Someone posted an 8020 jig/fixture/jixture fairly recently that was roughly the shape of an Anvil or Bringheli jig. Not the Dr. Welby one (who's name I remember and I know how to find it). Does anyone know what I'm talking about. Tried to search. Didn't help.


----------



## compositepro (Jun 21, 2007)

http://forums.mtbr.com/frame-building/frame-jig-homemade-670483.html

scroll down


----------



## Feldybikes (Feb 17, 2004)

Not the one I was thinking of. I actually found that thread. I believe there was a more recent on that had a picture of a jig that used connector plates that have a curve cut into them for an adjustable angle (not sure what they're called).


----------



## Fortyfour (Feb 23, 2010)

*Frame Jig*

Not sure if this is the one, but here's mine I recently finished that is similar to your description:


Movin' in by BLACK CAP Studio, on Flickr

More here.


----------



## stuntnuts (Dec 7, 2010)

This one?


----------



## Feldybikes (Feb 17, 2004)

44:

That's similar, but I recall the picture being the side view, so probably not the one I was thinking of. Thanks for sharing. I went through a chunk of the album, did I miss other pics of the jig?

Stuntnuts:

I think that's it. Is that yours? Do you have other pictures? Thanks!


----------



## stuntnuts (Dec 7, 2010)

Feldybikes said:


> Stuntnuts:
> 
> I think that's it. Is that yours? Do you have other pictures? Thanks!


Yes, that one is mine. I've got more pics in my built thread....

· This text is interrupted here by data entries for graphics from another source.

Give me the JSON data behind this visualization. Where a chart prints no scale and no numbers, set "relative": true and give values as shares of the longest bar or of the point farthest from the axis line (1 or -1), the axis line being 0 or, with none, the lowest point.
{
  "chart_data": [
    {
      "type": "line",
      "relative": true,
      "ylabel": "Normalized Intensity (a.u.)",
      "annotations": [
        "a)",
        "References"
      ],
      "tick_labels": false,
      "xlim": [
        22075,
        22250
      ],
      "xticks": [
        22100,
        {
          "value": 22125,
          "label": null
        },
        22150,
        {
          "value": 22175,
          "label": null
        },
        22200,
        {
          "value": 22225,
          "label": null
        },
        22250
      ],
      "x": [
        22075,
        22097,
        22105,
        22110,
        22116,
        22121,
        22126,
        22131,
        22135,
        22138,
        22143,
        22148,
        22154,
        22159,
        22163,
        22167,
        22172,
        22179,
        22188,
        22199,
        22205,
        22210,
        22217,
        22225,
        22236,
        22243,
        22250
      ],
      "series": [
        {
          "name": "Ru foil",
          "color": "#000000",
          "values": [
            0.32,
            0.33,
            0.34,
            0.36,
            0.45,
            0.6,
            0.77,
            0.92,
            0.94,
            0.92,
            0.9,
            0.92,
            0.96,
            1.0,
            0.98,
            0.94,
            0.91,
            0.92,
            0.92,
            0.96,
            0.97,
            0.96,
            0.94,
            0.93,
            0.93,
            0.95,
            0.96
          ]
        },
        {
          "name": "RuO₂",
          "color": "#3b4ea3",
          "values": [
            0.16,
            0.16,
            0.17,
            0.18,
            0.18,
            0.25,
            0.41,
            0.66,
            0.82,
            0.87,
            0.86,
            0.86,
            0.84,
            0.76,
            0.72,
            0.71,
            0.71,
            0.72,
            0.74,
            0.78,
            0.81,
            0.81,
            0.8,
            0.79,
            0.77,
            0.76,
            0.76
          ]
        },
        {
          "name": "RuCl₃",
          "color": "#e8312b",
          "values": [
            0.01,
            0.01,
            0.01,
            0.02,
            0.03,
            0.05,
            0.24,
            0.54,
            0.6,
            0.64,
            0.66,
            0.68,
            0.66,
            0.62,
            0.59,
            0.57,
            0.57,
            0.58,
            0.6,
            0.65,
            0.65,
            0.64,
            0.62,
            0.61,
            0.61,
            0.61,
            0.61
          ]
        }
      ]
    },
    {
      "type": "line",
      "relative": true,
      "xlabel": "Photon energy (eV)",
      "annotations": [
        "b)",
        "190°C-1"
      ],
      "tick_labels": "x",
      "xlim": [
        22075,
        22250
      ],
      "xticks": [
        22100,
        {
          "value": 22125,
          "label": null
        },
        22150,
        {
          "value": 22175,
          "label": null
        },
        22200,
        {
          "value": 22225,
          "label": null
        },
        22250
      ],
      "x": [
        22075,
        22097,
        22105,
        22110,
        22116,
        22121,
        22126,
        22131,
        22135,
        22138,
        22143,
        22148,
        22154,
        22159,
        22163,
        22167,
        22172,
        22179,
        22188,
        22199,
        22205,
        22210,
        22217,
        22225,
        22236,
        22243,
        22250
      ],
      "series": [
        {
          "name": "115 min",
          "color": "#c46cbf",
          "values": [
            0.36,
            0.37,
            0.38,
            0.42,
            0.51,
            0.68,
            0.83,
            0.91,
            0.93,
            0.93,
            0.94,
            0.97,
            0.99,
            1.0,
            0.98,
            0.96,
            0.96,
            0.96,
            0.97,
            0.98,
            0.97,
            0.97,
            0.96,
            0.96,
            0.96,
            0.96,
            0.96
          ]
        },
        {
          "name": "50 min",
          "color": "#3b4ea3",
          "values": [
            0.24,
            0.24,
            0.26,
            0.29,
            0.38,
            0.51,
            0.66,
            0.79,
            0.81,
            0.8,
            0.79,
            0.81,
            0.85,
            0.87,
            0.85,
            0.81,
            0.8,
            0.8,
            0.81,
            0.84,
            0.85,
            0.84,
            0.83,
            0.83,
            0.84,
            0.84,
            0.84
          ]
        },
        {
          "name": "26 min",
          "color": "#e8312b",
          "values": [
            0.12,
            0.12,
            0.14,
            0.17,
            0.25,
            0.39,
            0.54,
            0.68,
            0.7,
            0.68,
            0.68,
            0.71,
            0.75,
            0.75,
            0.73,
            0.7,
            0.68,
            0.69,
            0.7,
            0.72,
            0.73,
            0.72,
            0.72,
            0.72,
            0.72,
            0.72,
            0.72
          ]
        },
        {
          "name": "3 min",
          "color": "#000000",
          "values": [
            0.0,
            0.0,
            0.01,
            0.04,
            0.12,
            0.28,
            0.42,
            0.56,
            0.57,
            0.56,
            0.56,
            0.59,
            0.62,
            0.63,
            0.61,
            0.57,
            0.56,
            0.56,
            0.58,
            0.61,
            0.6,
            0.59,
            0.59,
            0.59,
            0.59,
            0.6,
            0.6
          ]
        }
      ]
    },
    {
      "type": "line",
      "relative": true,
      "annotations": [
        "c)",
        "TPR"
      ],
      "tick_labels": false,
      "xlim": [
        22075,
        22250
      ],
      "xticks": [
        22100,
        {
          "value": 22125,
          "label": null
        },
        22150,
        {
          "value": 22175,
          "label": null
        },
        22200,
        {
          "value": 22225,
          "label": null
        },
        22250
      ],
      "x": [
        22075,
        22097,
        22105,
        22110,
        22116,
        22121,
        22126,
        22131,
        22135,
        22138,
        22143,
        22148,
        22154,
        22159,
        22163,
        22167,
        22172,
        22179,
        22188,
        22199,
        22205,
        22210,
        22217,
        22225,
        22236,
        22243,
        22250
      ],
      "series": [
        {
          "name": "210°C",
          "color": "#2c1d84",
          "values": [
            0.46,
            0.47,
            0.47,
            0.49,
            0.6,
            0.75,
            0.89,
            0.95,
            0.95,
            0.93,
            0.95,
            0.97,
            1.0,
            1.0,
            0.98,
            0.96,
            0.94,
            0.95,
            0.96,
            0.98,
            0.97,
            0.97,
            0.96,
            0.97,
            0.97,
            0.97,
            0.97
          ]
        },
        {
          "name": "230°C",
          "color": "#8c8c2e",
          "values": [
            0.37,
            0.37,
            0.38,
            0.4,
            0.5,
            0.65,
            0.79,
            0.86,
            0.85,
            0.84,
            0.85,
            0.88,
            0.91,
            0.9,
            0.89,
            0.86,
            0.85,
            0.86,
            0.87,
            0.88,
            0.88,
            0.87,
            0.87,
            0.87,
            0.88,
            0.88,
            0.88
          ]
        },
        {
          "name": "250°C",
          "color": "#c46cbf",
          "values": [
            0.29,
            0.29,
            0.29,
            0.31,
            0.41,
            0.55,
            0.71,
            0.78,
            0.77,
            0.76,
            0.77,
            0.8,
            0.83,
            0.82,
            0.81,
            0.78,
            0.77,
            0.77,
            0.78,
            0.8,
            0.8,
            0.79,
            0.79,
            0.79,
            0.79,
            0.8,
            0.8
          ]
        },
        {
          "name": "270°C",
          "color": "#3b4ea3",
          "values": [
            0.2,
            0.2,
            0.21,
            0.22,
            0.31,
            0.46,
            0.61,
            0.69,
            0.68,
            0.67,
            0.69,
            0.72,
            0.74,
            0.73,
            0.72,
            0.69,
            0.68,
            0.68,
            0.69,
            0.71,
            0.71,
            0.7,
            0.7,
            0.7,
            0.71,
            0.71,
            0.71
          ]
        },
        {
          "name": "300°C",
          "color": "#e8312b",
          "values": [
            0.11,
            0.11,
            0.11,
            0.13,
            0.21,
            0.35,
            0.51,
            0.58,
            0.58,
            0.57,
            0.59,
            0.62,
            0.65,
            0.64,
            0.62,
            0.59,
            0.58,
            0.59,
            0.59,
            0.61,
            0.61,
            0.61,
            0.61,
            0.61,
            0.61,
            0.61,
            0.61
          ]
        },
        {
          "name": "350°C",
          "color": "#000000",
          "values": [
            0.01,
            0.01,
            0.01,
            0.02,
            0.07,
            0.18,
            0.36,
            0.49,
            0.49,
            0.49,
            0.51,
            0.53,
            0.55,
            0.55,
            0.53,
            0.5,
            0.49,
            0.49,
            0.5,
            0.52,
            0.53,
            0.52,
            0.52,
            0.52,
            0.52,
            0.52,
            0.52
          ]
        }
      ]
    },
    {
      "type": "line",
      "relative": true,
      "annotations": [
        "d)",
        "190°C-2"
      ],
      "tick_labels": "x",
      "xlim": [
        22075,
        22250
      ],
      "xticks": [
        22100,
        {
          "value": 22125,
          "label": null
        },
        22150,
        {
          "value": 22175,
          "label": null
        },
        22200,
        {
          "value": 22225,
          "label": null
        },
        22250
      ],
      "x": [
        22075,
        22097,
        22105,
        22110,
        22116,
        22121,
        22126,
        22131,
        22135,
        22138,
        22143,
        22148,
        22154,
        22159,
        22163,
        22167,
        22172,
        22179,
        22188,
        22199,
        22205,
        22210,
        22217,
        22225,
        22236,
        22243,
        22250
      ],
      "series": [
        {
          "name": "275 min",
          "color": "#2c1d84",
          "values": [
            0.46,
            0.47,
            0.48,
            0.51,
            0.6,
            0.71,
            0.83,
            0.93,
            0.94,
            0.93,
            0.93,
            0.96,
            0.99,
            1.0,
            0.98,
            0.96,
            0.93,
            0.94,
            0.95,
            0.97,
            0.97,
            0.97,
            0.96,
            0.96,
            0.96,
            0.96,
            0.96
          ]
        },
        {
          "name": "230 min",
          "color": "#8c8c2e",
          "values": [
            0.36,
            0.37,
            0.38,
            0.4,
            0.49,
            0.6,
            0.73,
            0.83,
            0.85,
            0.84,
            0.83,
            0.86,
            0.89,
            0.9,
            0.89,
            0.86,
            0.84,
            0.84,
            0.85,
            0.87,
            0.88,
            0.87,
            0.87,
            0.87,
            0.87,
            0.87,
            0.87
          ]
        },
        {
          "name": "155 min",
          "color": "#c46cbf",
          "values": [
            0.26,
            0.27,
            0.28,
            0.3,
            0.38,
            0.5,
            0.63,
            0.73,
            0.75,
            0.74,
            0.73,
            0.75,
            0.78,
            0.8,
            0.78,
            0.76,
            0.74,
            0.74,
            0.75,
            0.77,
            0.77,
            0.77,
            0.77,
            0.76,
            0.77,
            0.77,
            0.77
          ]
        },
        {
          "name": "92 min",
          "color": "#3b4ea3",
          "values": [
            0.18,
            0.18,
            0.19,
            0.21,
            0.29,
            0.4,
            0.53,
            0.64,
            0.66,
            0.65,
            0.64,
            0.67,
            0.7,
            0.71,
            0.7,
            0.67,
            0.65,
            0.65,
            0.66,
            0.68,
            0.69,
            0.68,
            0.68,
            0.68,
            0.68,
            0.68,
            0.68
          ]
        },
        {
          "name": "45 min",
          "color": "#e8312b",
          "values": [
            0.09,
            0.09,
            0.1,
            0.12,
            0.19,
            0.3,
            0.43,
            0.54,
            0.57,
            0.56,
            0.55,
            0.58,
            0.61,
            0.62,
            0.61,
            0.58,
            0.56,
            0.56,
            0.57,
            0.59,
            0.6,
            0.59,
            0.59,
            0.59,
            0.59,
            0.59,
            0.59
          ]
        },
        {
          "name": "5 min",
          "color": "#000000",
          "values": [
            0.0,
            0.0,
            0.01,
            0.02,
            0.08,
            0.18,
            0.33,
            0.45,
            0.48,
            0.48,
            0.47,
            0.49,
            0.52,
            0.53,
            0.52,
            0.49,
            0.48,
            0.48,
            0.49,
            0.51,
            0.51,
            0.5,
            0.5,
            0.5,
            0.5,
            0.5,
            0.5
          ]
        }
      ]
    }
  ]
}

http://forums.mtbr.com/frame-building/my-first-attempt-basement-framebuilding-684218.html


----------



## Fortyfour (Feb 23, 2010)

*Re: Frame Jig*



Feldybikes said:


> 44: did I miss other pics of the jig?


Those are the only pics online of the jig. If you want to see something specific, let me know and I can take additional shots.


----------



## Meriwether (Jul 26, 2007)

stuntnuts said:


> Yes, that one is mine. I've got more pics in my built thread....
> 
> http://forums.mtbr.com/frame-building/my-first-attempt-basement-framebuilding-684218.html


Really cool fixture! 
For the home made frame fixtures, especially for the one stuntnuts created, what do you estimate the total cost of the custom parts and 80/20 stock parts all said and done?


----------



## spokeywheeler (Dec 1, 2006)

Here's mine. Still a work in progress. Sorry for the low quality phone pic. Kinda like a Bringheli, sort of.


----------



## cdn-dave (Jan 6, 2007)

Here's a shot of mine,









inspired by these two:

Bicycle Framebuilding Jig - a set on Flickr

and

Frame Fixture - AlexAndChristine's Photos | SmugMug

The joints are overkill and a real PITA to adjust. Live and learn eh. I bolted a section of tube from the old Hercules frame to the back and it's mounted in my bike stand.

Only the cones were custom-made. I got them pretty cheap (5 pcs for 28€) from myhammer.de, an online contracting portal here in Germany. Looks like they've expanded to the US, but I'm sure there are lots of job shops that can make these for ya.

Have fun!


----------



## NSCustoms (Dec 7, 2011)

Check out Misumi, they sell extrusions alot cheaper and have a massive catalog of automation components that you could build a pretty bad ass fixture with.


----------